Abstract:
Objectives Cloud cover hampers optical remote sensing, especially in high-altitude alpine regions. In Southeastern Tibetan Plateau, cloud cover reaches 62%, which limits the use of optical image. While single-image cloud removal method is faster than temporal methods, it faces technical hurdles. The existing methods struggle under thick clouds, and generative adversarial network-based approaches often produce artifacts and poor interpretability. We propose a weighted masking cloud removal model designed for complex alpine climates, aiming for accurate surface restoration under various cloud conditions, reducing artifacts and improving robustness in mountainous terrains with snow cover.
Methods The proposed model combines cloud opacity estimation with an advanced image generation framework. It begins by formalizing assumptions about cloud opacity and brightness to address stratified cloud phenomena in remote sensing images. And its core is an improved Transformer-based generator, which introduces a redesigned multi-head mask attention (MMA) mechanism. This mechanism uses a dynamically generated weighted mask created from estimated cloud opacity and brightness compensation maps to modulate neuron activation. The mask strategically suppresses features from heavily cloud-obscured pixels during aggregation, focusing the model's attention first on clearer regions and cloud edges. Additionally, a progressive sliding window mask update strategy is adopted, which gradually shrinks the inhibitory mask as the network deepens.
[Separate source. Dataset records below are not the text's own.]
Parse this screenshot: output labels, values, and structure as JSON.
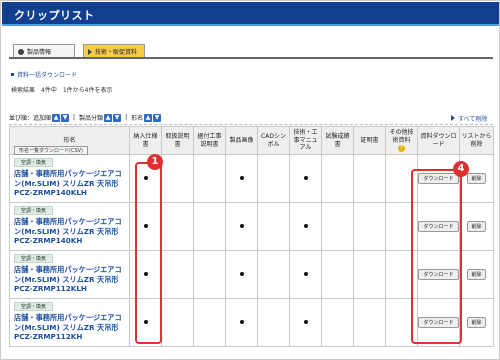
{
  "header": {
    "title": "クリップリスト"
  },
  "tabs": [
    {
      "label": "製品情報"
    },
    {
      "label": "技術・販促資料"
    }
  ],
  "links": {
    "bulk_download": "資料一括ダウンロード"
  },
  "search_result": "検索結果　4件中　1件から4件を表示",
  "sort": {
    "label": "並び順：追加順",
    "category": "製品分類",
    "model": "形名",
    "up": "▲",
    "down": "▼"
  },
  "delete_all": "すべて削除",
  "table": {
    "headers": [
      "形名",
      "納入仕様書",
      "取扱説明書",
      "据付工事説明書",
      "製品画像",
      "CADシンボル",
      "技術・工事マニュアル",
      "試験成績書",
      "証明書",
      "その他技術資料",
      "資料ダウンロード",
      "リストから削除"
    ],
    "csv_button": "形名一覧ダウンロード(CSV)",
    "download_label": "ダウンロード",
    "delete_label": "削除",
    "rows": [
      {
        "category": "空調・換気",
        "name": "店舗・事務所用パッケージエアコン(Mr.SLIM) スリムZR 天吊形 PCZ-ZRMP140KLH",
        "dots": [
          true,
          false,
          false,
          true,
          false,
          true,
          false,
          false,
          false
        ]
      },
      {
        "category": "空調・換気",
        "name": "店舗・事務所用パッケージエアコン(Mr.SLIM) スリムZR 天吊形 PCZ-ZRMP140KH",
        "dots": [
          true,
          false,
          false,
          true,
          false,
          true,
          false,
          false,
          false
        ]
      },
      {
        "category": "空調・換気",
        "name": "店舗・事務所用パッケージエアコン(Mr.SLIM) スリムZR 天吊形 PCZ-ZRMP112KLH",
        "dots": [
          true,
          false,
          false,
          true,
          false,
          true,
          false,
          false,
          false
        ]
      },
      {
        "category": "空調・換気",
        "name": "店舗・事務所用パッケージエアコン(Mr.SLIM) スリムZR 天吊形 PCZ-ZRMP112KH",
        "dots": [
          true,
          false,
          false,
          true,
          false,
          true,
          false,
          false,
          false
        ]
      }
    ]
  },
  "callouts": [
    "1",
    "4"
  ],
  "colors": {
    "header_bg": "#123f8f",
    "accent": "#e03030",
    "link": "#1c4fa3"
  }
}
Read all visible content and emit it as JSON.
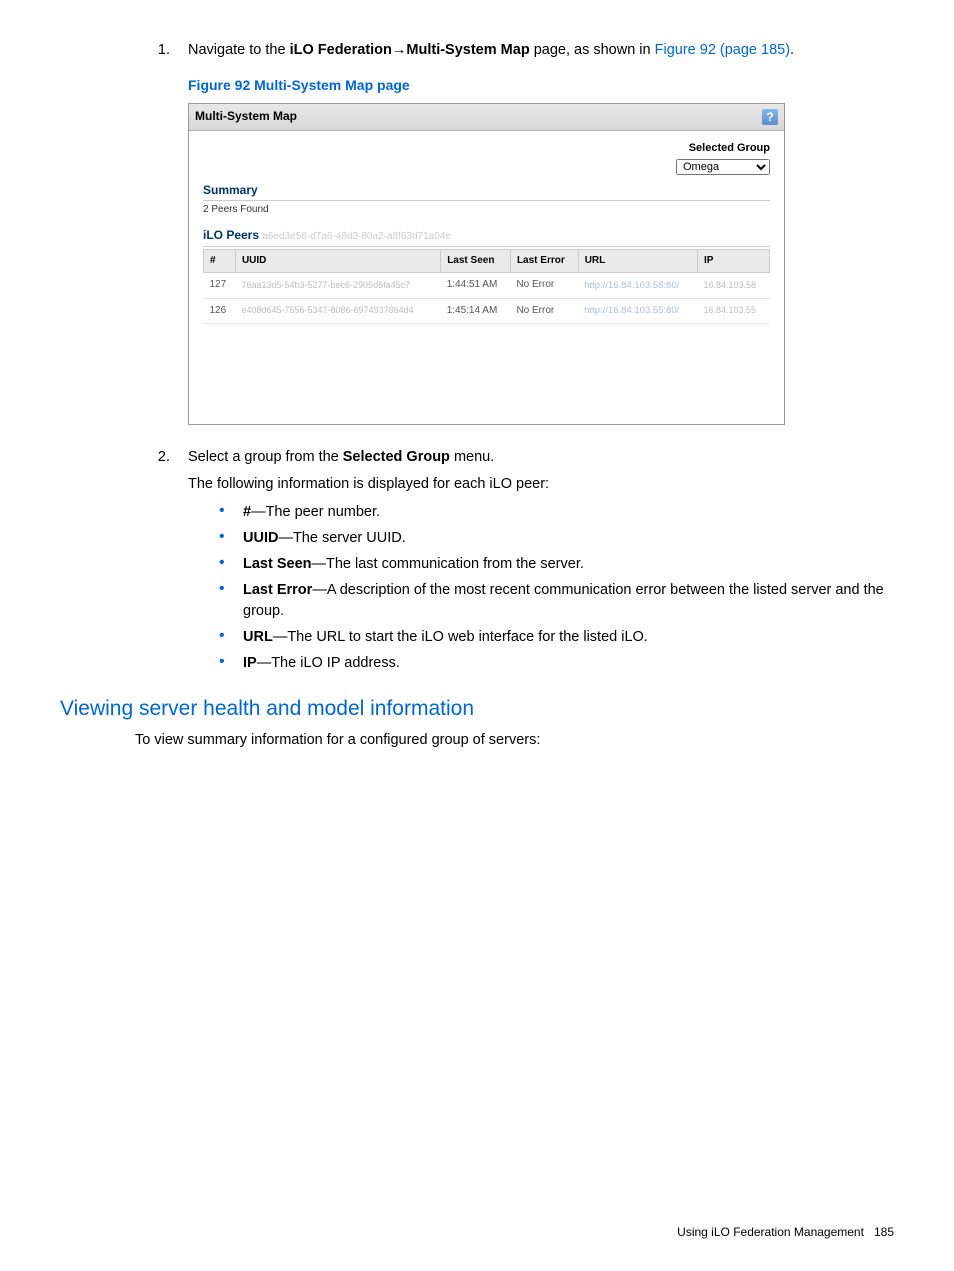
{
  "step1": {
    "num": "1.",
    "text_pre": "Navigate to the ",
    "bold1": "iLO Federation",
    "arrow": "→",
    "bold2": "Multi-System Map",
    "text_mid": " page, as shown in ",
    "link": "Figure 92 (page 185)",
    "text_post": "."
  },
  "figure_caption": "Figure 92 Multi-System Map page",
  "screenshot": {
    "title": "Multi-System Map",
    "help": "?",
    "group_label": "Selected Group",
    "group_value": "Omega",
    "summary_hdr": "Summary",
    "peers_found": "2 Peers Found",
    "peers_hdr": "iLO Peers",
    "peers_hdr_faded": "a6ed3e58-d7a6-48d3-80a2-a8f83d71a04e",
    "columns": [
      "#",
      "UUID",
      "Last Seen",
      "Last Error",
      "URL",
      "IP"
    ],
    "rows": [
      {
        "num": "127",
        "uuid": "76aa13d5-54b3-5277-bec6-2905d6fa45c7",
        "last_seen": "1:44:51 AM",
        "last_error": "No Error",
        "url": "http://16.84.103.58:80/",
        "ip": "16.84.103.58"
      },
      {
        "num": "126",
        "uuid": "e408d645-7556-5347-8086-6974937864d4",
        "last_seen": "1:45:14 AM",
        "last_error": "No Error",
        "url": "http://16.84.103.55:80/",
        "ip": "16.84.103.55"
      }
    ]
  },
  "step2": {
    "num": "2.",
    "text_pre": "Select a group from the ",
    "bold": "Selected Group",
    "text_post": " menu.",
    "line2": "The following information is displayed for each iLO peer:"
  },
  "bullets": [
    {
      "bold": "#",
      "rest": "—The peer number."
    },
    {
      "bold": "UUID",
      "rest": "—The server UUID."
    },
    {
      "bold": "Last Seen",
      "rest": "—The last communication from the server."
    },
    {
      "bold": "Last Error",
      "rest": "—A description of the most recent communication error between the listed server and the group."
    },
    {
      "bold": "URL",
      "rest": "—The URL to start the iLO web interface for the listed iLO."
    },
    {
      "bold": "IP",
      "rest": "—The iLO IP address."
    }
  ],
  "section_heading": "Viewing server health and model information",
  "section_text": "To view summary information for a configured group of servers:",
  "footer_text": "Using iLO Federation Management",
  "footer_page": "185"
}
This allows the model to iteratively propagate reliable information from outer regions into thick cloud cores, enabling full restoration. The model architecture adopts a dual-generator design, in which the first generator is responsible for estimating cloud opacity and brightness compensation values to generate guiding masks and the second generator integrated with MMA blocks is dedicated to synthesizing the final cloud-free image. Training is guided by a composite loss function that integrates non-saturating adversarial loss, structural similarity (SSIM) loss, and perceptual loss, ensuring visual fidelity, structural accuracy, and feature consistency. For evaluation, a dedicated alpine dataset is built using Sentinel-2 Level-2A imagery in Southeastern Tibetan Plateau. Cloud masks from S2cloudless are used to create precise cloudy-clear pairs, and a simulation protocol generates physically realistic training samples with corresponding opacity and compensation ground truth.
Results The proposed model is rigorously evaluated against three state-of-the-art methods. On quantitative metrics, it outperforms all counterparts, achieving a mean absolute error of 0.025 6, root mean square error of 0.035 6, peak signal-to-noise ratio of 30.185 1, and SSIM index of 0.899 6. Visually, it excels in texture preservation and artifact reduction, especially under moderate (20%-30%) and heavy (>30%) cloud cover, where others show significant distortion. The proposed model also demonstrates robustness in snow-covered alpine scenes.
Conclusions This work presents an effective cloud removal model for alpine regions by unifying thin-cloud correction and thick-cloud inpainting within a Transformer framework. The weighted mask and progressive update strategy provide a targeted explainable restoration process. This approach significantly enhances optical image usability in cloudy mountain areas and offers valuable support for related scientific research.